Denver’s Union Station

Yesterday, we drove 850 miles to Denver and arrived in a cold rush-hour rain. Today, it was much nicer and we took the light rail train downtown to Union Station. Denver’s downtown is totally overrun with new condos and construction of even more. We ate breakfast at Snooze. Anne had a flight of pancakes and I had their Benny Goodman. We walked along the South Platte River and its tributary Cherry Creek. Both waters are flanked by trails and parks. Finally, we visited the Torn Cover bookstore. After that we took the train back to the hotel, picked up the car and headed west into the mountains. That’s enough for now.

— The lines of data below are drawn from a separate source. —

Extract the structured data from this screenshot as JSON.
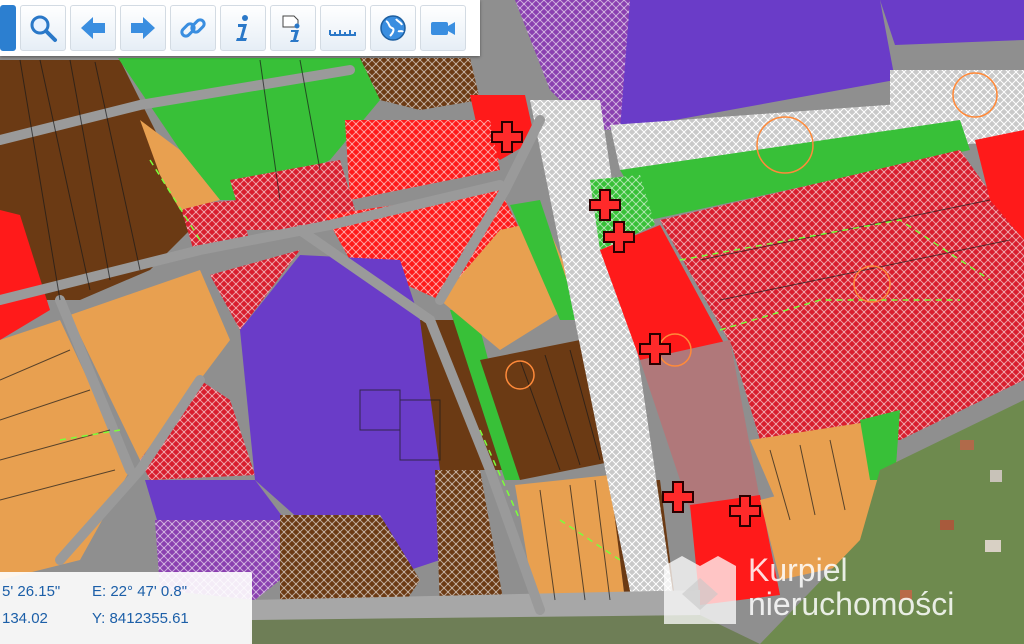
{
  "toolbar": {
    "tools": [
      {
        "name": "menu-tab",
        "icon": "menu-tab-icon"
      },
      {
        "name": "zoom",
        "icon": "magnifier-icon"
      },
      {
        "name": "back",
        "icon": "arrow-left-icon"
      },
      {
        "name": "forward",
        "icon": "arrow-right-icon"
      },
      {
        "name": "link",
        "icon": "chain-link-icon"
      },
      {
        "name": "info",
        "icon": "info-icon"
      },
      {
        "name": "info-document",
        "icon": "document-info-icon"
      },
      {
        "name": "measure",
        "icon": "ruler-icon"
      },
      {
        "name": "globe",
        "icon": "globe-icon"
      },
      {
        "name": "video",
        "icon": "video-camera-icon"
      }
    ]
  },
  "coordinates": {
    "lat_partial": "5' 26.15\"",
    "lon": "E:  22° 47' 0.8\"",
    "x_partial": "134.02",
    "y": "Y:  8412355.61"
  },
  "watermark": {
    "line1": "Kurpiel",
    "line2": "nieruchomości"
  },
  "legend_colors": {
    "residential_single": "#e8a050",
    "residential_multi": "#6b3a14",
    "commercial": "#ff1a1a",
    "services": "#d81e2e",
    "green": "#38c038",
    "public": "#6a3cc8",
    "roads": "#9a9a9a",
    "special": "#b0787a"
  }
}
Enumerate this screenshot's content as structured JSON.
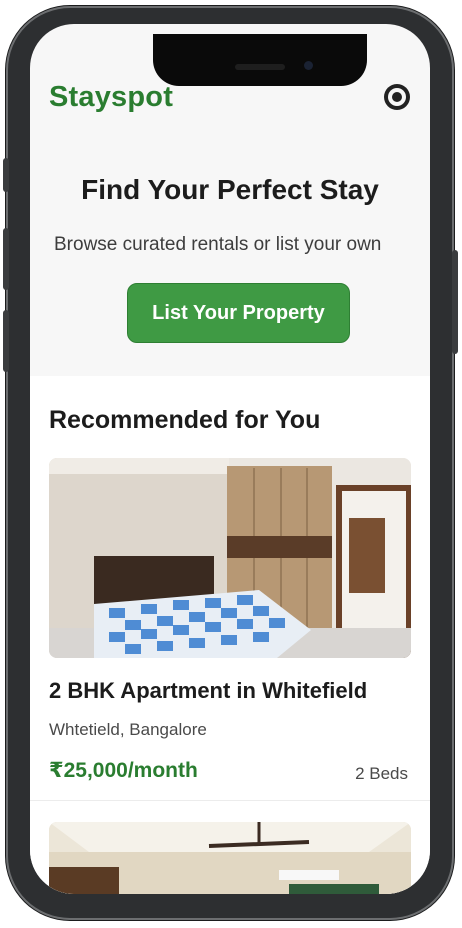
{
  "header": {
    "brand": "Stayspot",
    "settings_icon": "settings-icon"
  },
  "hero": {
    "title": "Find Your Perfect Stay",
    "subtitle": "Browse curated rentals or list your own",
    "cta_label": "List Your Property"
  },
  "recommended": {
    "title": "Recommended for You",
    "listings": [
      {
        "title": "2 BHK Apartment in Whitefield",
        "location": "Whtetield, Bangalore",
        "price": "₹25,000/month",
        "beds": "2 Beds"
      }
    ]
  },
  "colors": {
    "brand_green": "#2a7d30",
    "button_green": "#3f9a44"
  }
}
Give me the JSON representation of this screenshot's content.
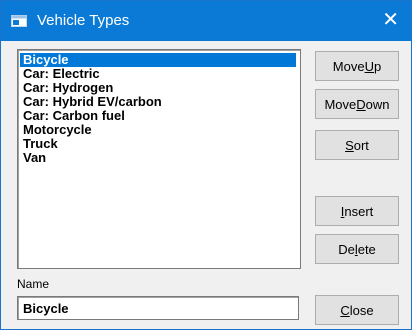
{
  "window": {
    "title": "Vehicle Types",
    "close_glyph": "✕",
    "icon": "app-window-icon",
    "title_bar_color": "#0a7ad6"
  },
  "list": {
    "selected_index": 0,
    "selection_color": "#0078d7",
    "items": [
      "Bicycle",
      "Car: Electric",
      "Car: Hydrogen",
      "Car: Hybrid EV/carbon",
      "Car: Carbon fuel",
      "Motorcycle",
      "Truck",
      "Van"
    ]
  },
  "buttons": {
    "move_up": {
      "pre": "Move ",
      "key": "U",
      "post": "p"
    },
    "move_down": {
      "pre": "Move ",
      "key": "D",
      "post": "own"
    },
    "sort": {
      "pre": "",
      "key": "S",
      "post": "ort"
    },
    "insert": {
      "pre": "",
      "key": "I",
      "post": "nsert"
    },
    "delete": {
      "pre": "De",
      "key": "l",
      "post": "ete"
    },
    "close": {
      "pre": "",
      "key": "C",
      "post": "lose"
    }
  },
  "name_field": {
    "label": "Name",
    "value": "Bicycle"
  }
}
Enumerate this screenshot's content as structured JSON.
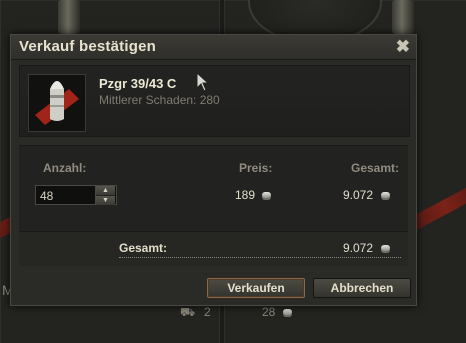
{
  "background": {
    "partial_text": "M",
    "slot_count_left": "2",
    "slot_count_right": "28"
  },
  "dialog": {
    "title": "Verkauf bestätigen",
    "close_glyph": "✖",
    "item": {
      "name": "Pzgr 39/43 C",
      "subtitle": "Mittlerer Schaden: 280"
    },
    "form": {
      "quantity_label": "Anzahl:",
      "price_label": "Preis:",
      "total_label": "Gesamt:",
      "quantity_value": "48",
      "price_value": "189",
      "row_total_value": "9.072"
    },
    "summary": {
      "label": "Gesamt:",
      "value": "9.072"
    },
    "buttons": {
      "sell": "Verkaufen",
      "cancel": "Abbrechen"
    }
  },
  "icons": {
    "currency": "silver-coin-icon",
    "item": "shell-icon"
  },
  "colors": {
    "accent": "#8a6a45",
    "shell_red": "#b0271a"
  }
}
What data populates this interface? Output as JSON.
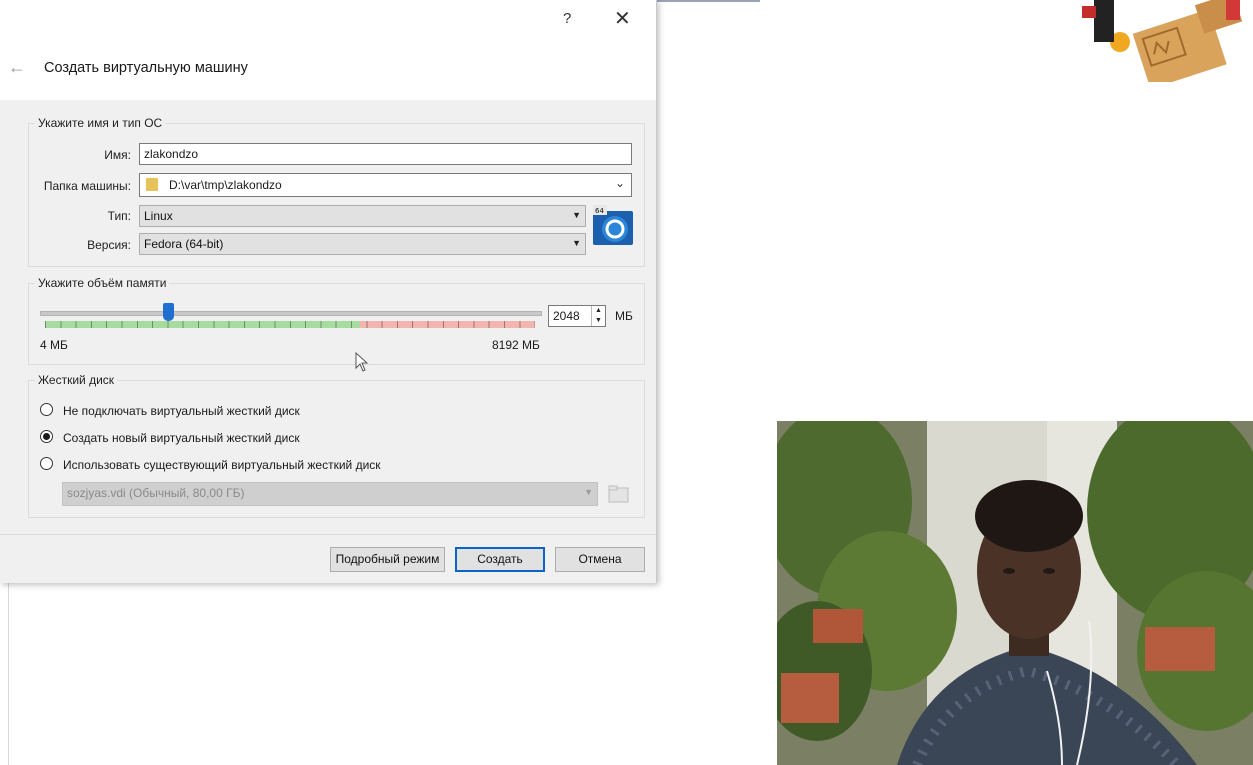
{
  "dialog": {
    "help_glyph": "?",
    "close_glyph": "✕",
    "back_glyph": "←",
    "title": "Создать виртуальную машину",
    "os_group": {
      "legend": "Укажите имя и тип ОС",
      "name_label": "Имя:",
      "name_value": "zlakondzo",
      "folder_label": "Папка машины:",
      "folder_value": "D:\\var\\tmp\\zlakondzo",
      "type_label": "Тип:",
      "type_value": "Linux",
      "version_label": "Версия:",
      "version_value": "Fedora (64-bit)",
      "os_icon": "fedora-64-icon"
    },
    "memory_group": {
      "legend": "Укажите объём памяти",
      "value": "2048",
      "unit": "МБ",
      "min_label": "4 МБ",
      "max_label": "8192 МБ",
      "fraction": 0.25
    },
    "disk_group": {
      "legend": "Жесткий диск",
      "options": [
        {
          "label": "Не подключать виртуальный жесткий диск",
          "checked": false
        },
        {
          "label": "Создать новый виртуальный жесткий диск",
          "checked": true
        },
        {
          "label": "Использовать существующий виртуальный жесткий диск",
          "checked": false
        }
      ],
      "existing_disk": "sozjyas.vdi (Обычный, 80,00 ГБ)"
    },
    "buttons": {
      "expert": "Подробный режим",
      "create": "Создать",
      "cancel": "Отмена"
    }
  },
  "colors": {
    "accent": "#0a63c8",
    "scale_green": "#a6dca0",
    "scale_red": "#f2b5b0"
  }
}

The Rain Falls Mainly On The Plain


The Rain Falls Mainly On The Plain

In to each life a little rain must fall. Even when one goes out to tilt at windmills. We ran on coffee and gasoline, the first often tasting like the second. I hope that fate doesn’t toss a monkey wrench at us. I hate it when nature gangs up on you like that. We listened to an Edward Abbey audiobook: “There are some places so beautiful they can make a grown man break down and weep.” The day started off cool, but with an eventual promise of warmth, but that promise was for naught, because the day ended up colder than it had begun. We will press on regardless, weather or not.

Anne’s Latest Creations


Anne is showing off her two latest quilts. She made them for two new mothers at school. Elliot’s quilt spells out his name in Morse code, because his mother was Anne’s mentor, when she was the math interventionist and the other quilt, with all of the names on it is for a teacher who’s kids Anne taught math to during that gig. There are so many pregnancies these days at the elementary school that Anne is afraid to drink the water there. 

Emmenegger Nature Park


Emmenegger Nature Park

We went for a hike today, in Emmenegger Nature Park. It is located northwest of the I-44 / I-270 interchange. It is bordered on two sides by these highways, so in many parts of the park the roar of traffic noise overwhelms the more idyllic natural sounds. The western side of the park is bordered by the Meramec River, which only last week was still in major flood. Today, the water was down again and the river was back within its banks, but from the boat ramp, to the parking lot, to the lowland paved trails there were clear signs of the recent flooding. One pedestrian bridge that is almost twenty feet above the water now, still had flotsam lying on all of its railing’s horizontal surfaces. The park is basically a single valley, with a stream running its length. The last two day’s rains left plenty of mud, but most of the trails were still in pretty good shape. We tried out our new hiking poles. We felt kind of silly using them on the paved trail, but once we began to climb above the valley floor, they proved their mettle, especially on the descents. They were also pretty helpful when we were rock-hopping across the stream. The best park of the hike came near its end, while we were headed back, we walked along a ridgeline that overlooks the river. Since, the trees are now all leafed out, you couldn’t see the river very well, but we could hear the motorboats ply the waters below. It has been twenty years since we last visited Emmenegger, so it probably wasn’t too unexpected that we managed to get lost, twice. That was bad, but on the way out we met a park ranger and then a few minutes later, we bumped into him again. He had managed to get lost too. Maybe it was caused by the aftermath of the flooding?